The Junee Ex-Services Memorial Club has put out a statement regarding comments made on the financials of the club. The Club has undergone a major transition period over the last 12 months and this has meant that members have had plenty to discuss with management. It appears that the club has decided to engage with members publicly on Facebook.
Their response was posted to their Facebook page on February 11 and is as follows: “there has been a post put up on a community Facebook page regarding our latest quarterly financials. We would like to make comment on that post as our Secretary Manager had responded to the document prior to it being posted and those comments had not been included. Our wages increased in the last quarter due to an increase in staffing, in October we hired 10 staff members for our new kitchen Harvesters.

“Throughout December the club does spend more on advertising due to the increase in draws/raffles that are held in the month. This amount has been significantly reduced coming into the new year.
“The computers and technology expense is correct, roughly $500.00 per week. The computers and technology expense category on the profit and loss is a broad category, it includes our lease for all of our tills, our Microsoft subscription, our domain license, our IT support, network maintenance etc.
“Director’s benefits through the year includes their uniform, mandatory training requirements, a couple of drinks after meetings, the last quarter of the year also has the Directors Christmas party.
“The cafe expenses in the last quarter include the upgrade to the cafe, it is not just stock, the cafe upgrade was $40,000.00. Taking that off the last quarter’s purchases would put it at the normal purchase amount.

“October is when the kitchen opened, in the week before, we needed to fully stock the kitchen prior to service.
“There was a concern over our bar sales, this was also a concern our auditors had when they checked the financial statements, this is why our prices have been increased, as they haven’t been increased in more than a year in an attempt to give members the best price we can.
“The renovations came in exactly on what we had been quoted, we utilised a local builder and the quote was approved by the board. It is important to note that the renovations that the club undertook, whilst they were very expensive, the club is in a financial position that we were able to pay for it through existing cash holdings. Releasing details of employee expenses is a breach of confidentiality, however, we used a recruiter to find our chefs, we have an EAP for our staff, among other services.

“In December and January, we get audited every year, we pay in two instalments, one in December and one in January, on top of our normal monthly fee. This is the reason for the increase in accounting fees in our last quarter. The increase in our staff benefits for the last quarter includes a staff celebration for milestones achieved by our staff.
“The Junee Ex-Services Memorial Club Ltd is committed to compliance within our financial reporting and works closely with our auditors, who are appointed by our members to ensure accuracy when reporting to ASIC.

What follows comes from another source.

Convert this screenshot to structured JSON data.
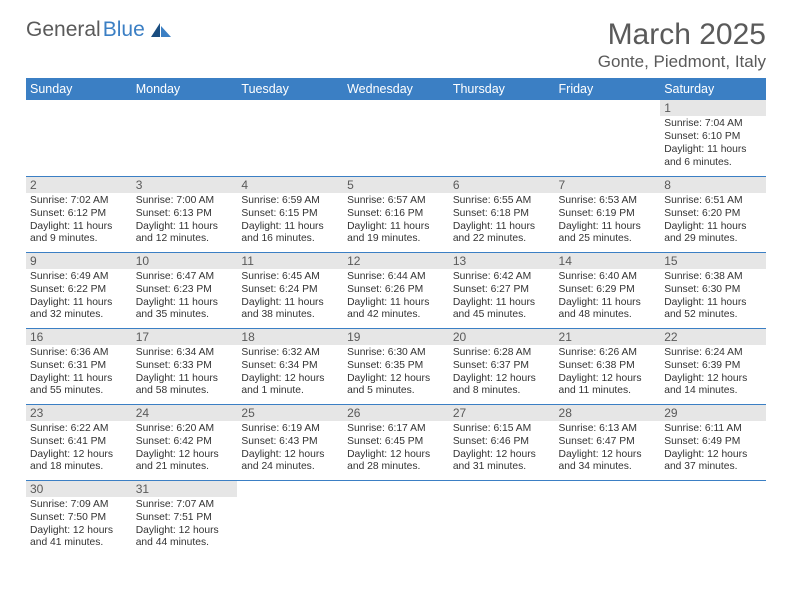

“All members have access to our quarterly financials on our noticeboard and if and when they have questions regarding these reports, members are encouraged to come forward and speak directly to the Secretary Manager for clarification and accurate answers. The Manager is available during office opening hours (Tuesday-Thursday 10am-4pm and Friday 10am-12pm), or via appointment if outside of these hours. Alternatively, call the office on 026924 1577 or email generalmanager@jemc.com.au
“We, the board, hope that all members reflect on this information and make an informed opinion of the club and its financial standing.”
The Junee Ex-Services Memorial Club LTD Board of Directors.
The club received 61comments on their page.
Some are included here. They are, “I thank and salute your staff, as a VETERAN, AND A VISI-TOR to your club was very impressed at the great reception & service, both the wife and I received.”

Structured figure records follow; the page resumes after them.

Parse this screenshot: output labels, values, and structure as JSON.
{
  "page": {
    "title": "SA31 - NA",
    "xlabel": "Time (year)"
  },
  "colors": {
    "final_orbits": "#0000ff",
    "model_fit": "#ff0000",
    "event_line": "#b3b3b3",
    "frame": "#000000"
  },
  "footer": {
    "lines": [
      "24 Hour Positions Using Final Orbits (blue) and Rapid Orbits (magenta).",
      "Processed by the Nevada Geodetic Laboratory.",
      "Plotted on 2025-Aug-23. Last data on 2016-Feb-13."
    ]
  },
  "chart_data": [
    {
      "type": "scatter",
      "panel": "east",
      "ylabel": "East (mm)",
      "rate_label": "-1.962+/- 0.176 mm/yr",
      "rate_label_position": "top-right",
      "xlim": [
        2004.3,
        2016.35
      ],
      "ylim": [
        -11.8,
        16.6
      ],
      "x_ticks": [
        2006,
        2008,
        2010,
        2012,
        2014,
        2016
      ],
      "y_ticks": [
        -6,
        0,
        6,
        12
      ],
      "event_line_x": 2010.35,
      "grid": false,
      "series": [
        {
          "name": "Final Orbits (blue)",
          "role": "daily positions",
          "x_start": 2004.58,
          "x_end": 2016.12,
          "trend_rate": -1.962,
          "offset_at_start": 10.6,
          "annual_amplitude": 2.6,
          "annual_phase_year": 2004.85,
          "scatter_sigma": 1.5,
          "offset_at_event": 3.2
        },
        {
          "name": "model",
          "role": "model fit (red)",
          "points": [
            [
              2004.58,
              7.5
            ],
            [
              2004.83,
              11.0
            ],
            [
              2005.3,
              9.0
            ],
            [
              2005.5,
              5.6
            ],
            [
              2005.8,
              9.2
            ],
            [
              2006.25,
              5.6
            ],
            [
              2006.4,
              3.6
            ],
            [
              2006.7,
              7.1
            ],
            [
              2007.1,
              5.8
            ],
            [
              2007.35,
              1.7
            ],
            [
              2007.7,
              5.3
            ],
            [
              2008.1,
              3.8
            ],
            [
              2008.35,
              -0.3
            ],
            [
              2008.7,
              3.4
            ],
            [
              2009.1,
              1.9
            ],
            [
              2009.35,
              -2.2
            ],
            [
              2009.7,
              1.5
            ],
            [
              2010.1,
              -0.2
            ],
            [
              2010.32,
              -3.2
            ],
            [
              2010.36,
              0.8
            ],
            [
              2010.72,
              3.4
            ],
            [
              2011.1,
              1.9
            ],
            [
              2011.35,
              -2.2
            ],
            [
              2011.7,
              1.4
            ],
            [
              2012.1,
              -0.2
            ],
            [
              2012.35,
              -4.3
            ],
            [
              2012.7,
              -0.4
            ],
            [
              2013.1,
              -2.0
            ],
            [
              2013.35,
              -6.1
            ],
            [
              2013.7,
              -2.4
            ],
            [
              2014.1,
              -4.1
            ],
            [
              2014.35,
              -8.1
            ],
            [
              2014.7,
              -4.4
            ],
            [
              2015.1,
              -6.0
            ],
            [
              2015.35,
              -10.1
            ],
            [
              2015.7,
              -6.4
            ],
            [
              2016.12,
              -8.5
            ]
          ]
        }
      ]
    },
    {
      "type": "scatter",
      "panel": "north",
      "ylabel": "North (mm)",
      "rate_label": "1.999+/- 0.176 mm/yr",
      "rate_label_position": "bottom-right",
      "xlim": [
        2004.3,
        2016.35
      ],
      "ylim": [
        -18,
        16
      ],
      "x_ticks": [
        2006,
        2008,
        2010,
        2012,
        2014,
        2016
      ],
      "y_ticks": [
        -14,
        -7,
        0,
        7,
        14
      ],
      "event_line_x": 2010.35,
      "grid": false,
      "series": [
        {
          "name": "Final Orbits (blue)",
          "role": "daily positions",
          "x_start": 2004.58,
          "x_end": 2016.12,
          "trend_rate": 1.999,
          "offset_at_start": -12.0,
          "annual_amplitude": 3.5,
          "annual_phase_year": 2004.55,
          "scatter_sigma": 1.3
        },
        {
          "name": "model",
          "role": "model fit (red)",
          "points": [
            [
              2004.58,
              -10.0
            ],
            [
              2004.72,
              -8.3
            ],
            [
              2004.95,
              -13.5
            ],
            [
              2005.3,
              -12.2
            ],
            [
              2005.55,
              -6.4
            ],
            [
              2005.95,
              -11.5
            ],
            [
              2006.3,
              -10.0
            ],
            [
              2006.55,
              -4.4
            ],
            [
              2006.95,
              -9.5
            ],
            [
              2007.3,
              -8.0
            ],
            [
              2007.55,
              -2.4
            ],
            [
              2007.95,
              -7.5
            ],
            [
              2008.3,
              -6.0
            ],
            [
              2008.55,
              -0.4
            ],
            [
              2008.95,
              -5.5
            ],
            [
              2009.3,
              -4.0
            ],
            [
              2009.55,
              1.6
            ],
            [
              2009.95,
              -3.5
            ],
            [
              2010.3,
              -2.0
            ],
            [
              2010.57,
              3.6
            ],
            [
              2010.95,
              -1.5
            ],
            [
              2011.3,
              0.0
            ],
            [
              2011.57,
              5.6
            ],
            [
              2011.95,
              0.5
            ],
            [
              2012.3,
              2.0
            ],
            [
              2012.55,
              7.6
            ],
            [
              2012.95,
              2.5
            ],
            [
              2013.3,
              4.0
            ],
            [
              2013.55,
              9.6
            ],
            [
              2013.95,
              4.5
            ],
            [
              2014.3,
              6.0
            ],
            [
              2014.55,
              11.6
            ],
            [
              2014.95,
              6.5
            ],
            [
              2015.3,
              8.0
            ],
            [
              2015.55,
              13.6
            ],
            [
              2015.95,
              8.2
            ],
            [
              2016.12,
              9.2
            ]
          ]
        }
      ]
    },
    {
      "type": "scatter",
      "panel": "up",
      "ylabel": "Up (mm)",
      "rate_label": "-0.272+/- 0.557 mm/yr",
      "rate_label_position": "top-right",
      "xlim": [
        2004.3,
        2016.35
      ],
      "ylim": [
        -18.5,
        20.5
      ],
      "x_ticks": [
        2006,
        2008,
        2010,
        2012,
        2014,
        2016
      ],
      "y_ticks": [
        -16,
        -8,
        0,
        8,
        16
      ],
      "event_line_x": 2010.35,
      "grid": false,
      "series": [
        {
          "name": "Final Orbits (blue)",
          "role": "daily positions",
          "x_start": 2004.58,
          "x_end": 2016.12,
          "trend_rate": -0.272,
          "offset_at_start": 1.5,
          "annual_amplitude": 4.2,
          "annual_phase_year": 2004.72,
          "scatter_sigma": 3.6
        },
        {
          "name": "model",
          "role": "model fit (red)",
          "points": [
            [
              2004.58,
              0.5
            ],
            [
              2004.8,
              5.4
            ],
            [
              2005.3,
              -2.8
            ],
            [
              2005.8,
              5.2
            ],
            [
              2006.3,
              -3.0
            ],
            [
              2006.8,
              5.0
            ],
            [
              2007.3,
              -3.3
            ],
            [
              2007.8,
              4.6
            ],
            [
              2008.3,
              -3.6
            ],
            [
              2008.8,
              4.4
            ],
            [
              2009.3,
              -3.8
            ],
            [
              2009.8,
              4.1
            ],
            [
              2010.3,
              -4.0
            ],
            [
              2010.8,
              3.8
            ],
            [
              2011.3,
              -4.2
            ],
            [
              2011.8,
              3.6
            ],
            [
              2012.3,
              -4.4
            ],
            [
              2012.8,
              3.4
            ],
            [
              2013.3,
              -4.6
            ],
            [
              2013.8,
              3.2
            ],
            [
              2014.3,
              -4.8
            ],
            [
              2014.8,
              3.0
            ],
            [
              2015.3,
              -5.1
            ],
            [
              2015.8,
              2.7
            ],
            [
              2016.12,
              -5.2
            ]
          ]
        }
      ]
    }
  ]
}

Another commented, “the wages are ridiculously high normal businesses run at about 28% of in-come club seems to be at about 52%, rather high and would certainly explain losses. Could you explain, why ten people at Harvesters? Was there Thursday seen 3.? Were Chefs on a retainer way before kitchen opened?” The Club responded, “we will have had some large staff payouts from staff leaving included in the figure. We have 10 people at harvesters and not all are full time or part time, a lot are casual and not everyone is rostered every day. None of our staff have EVER been on a retainer. Thanks!”
Another commented, “Is it possible for the members to have a breakdown of the wages? Ob-viously not for individuals but for Harvesters as an operation? It would give members a much clearer picture of how the restaurant is running (income versus expenditure)”.

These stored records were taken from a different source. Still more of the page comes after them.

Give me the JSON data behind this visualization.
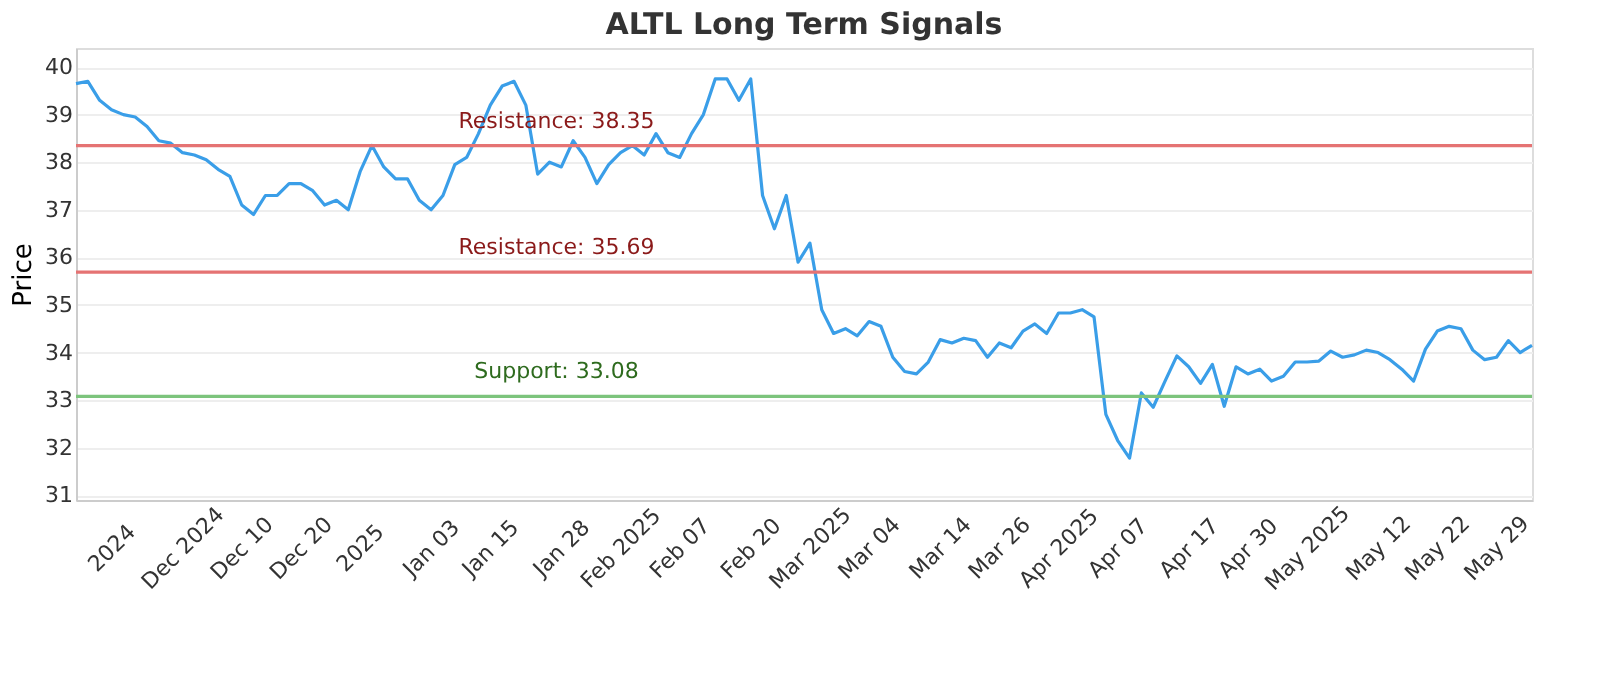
{
  "chart_data": {
    "type": "line",
    "title": "ALTL Long Term Signals",
    "ylabel": "Price",
    "categories": [
      null,
      null,
      null,
      "2024",
      null,
      null,
      null,
      null,
      null,
      "Dec 2024",
      null,
      null,
      null,
      null,
      "Dec 10",
      null,
      null,
      null,
      null,
      "Dec 20",
      null,
      null,
      null,
      null,
      "2025",
      null,
      null,
      null,
      null,
      null,
      "Jan 03",
      null,
      null,
      null,
      null,
      "Jan 15",
      null,
      null,
      null,
      null,
      null,
      "Jan 28",
      null,
      null,
      null,
      null,
      "Feb 2025",
      null,
      null,
      null,
      null,
      "Feb 07",
      null,
      null,
      null,
      null,
      null,
      "Feb 20",
      null,
      null,
      null,
      null,
      "Mar 2025",
      null,
      null,
      null,
      null,
      "Mar 04",
      null,
      null,
      null,
      null,
      null,
      "Mar 14",
      null,
      null,
      null,
      null,
      "Mar 26",
      null,
      null,
      null,
      null,
      "Apr 2025",
      null,
      null,
      null,
      null,
      "Apr 07",
      null,
      null,
      null,
      null,
      null,
      "Apr 17",
      null,
      null,
      null,
      null,
      "Apr 30",
      null,
      null,
      null,
      null,
      "May 2025",
      null,
      null,
      null,
      null,
      null,
      "May 12",
      null,
      null,
      null,
      null,
      "May 22",
      null,
      null,
      null,
      null,
      "May 29",
      null,
      null,
      null
    ],
    "series": [
      {
        "color": "#3a9ee8",
        "values": [
          39.65,
          39.7,
          39.3,
          39.1,
          39.0,
          38.95,
          38.75,
          38.45,
          38.4,
          38.2,
          38.15,
          38.05,
          37.85,
          37.7,
          37.1,
          36.9,
          37.3,
          37.3,
          37.55,
          37.55,
          37.4,
          37.1,
          37.2,
          37.0,
          37.8,
          38.35,
          37.9,
          37.65,
          37.65,
          37.2,
          37.0,
          37.3,
          37.95,
          38.1,
          38.6,
          39.2,
          39.6,
          39.7,
          39.2,
          37.75,
          38.0,
          37.9,
          38.45,
          38.1,
          37.55,
          37.95,
          38.2,
          38.35,
          38.15,
          38.6,
          38.2,
          38.1,
          38.6,
          39.0,
          39.75,
          39.75,
          39.3,
          39.75,
          37.3,
          36.6,
          37.3,
          35.9,
          36.3,
          34.9,
          34.4,
          34.5,
          34.35,
          34.65,
          34.55,
          33.9,
          33.6,
          33.55,
          33.8,
          34.27,
          34.2,
          34.3,
          34.25,
          33.9,
          34.2,
          34.1,
          34.45,
          34.6,
          34.4,
          34.83,
          34.83,
          34.9,
          34.75,
          32.7,
          32.15,
          31.78,
          33.15,
          32.85,
          33.4,
          33.93,
          33.7,
          33.35,
          33.75,
          32.87,
          33.7,
          33.55,
          33.65,
          33.4,
          33.5,
          33.8,
          33.8,
          33.82,
          34.03,
          33.9,
          33.95,
          34.05,
          34.0,
          33.85,
          33.65,
          33.4,
          34.07,
          34.45,
          34.55,
          34.5,
          34.05,
          33.85,
          33.9,
          34.25,
          34.0,
          34.15
        ]
      }
    ],
    "ylim": [
      30.9,
      40.4
    ],
    "yticks": [
      31,
      32,
      33,
      34,
      35,
      36,
      37,
      38,
      39,
      40
    ],
    "grid": "y",
    "ref_lines": [
      {
        "axis": "y",
        "value": 38.35,
        "label": "Resistance: 38.35",
        "color": "#e57373"
      },
      {
        "axis": "y",
        "value": 35.69,
        "label": "Resistance: 35.69",
        "color": "#e57373"
      },
      {
        "axis": "y",
        "value": 33.08,
        "label": "Support: 33.08",
        "color": "#7cc47c"
      }
    ]
  }
}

The Club responded,“Throughout January, the payroll for Harvesters was $20798, the stock and overheads cost was $12519 and sales were $36225. Which means we made a NET profit of $3000. This means our kitchen made a profit in Jan!”
It is clear in the community that there has been some upheaval regarding the departure of Danny’s Kitchen and the arrival of Harvesters’ and that club members want plenty of information to remain informed.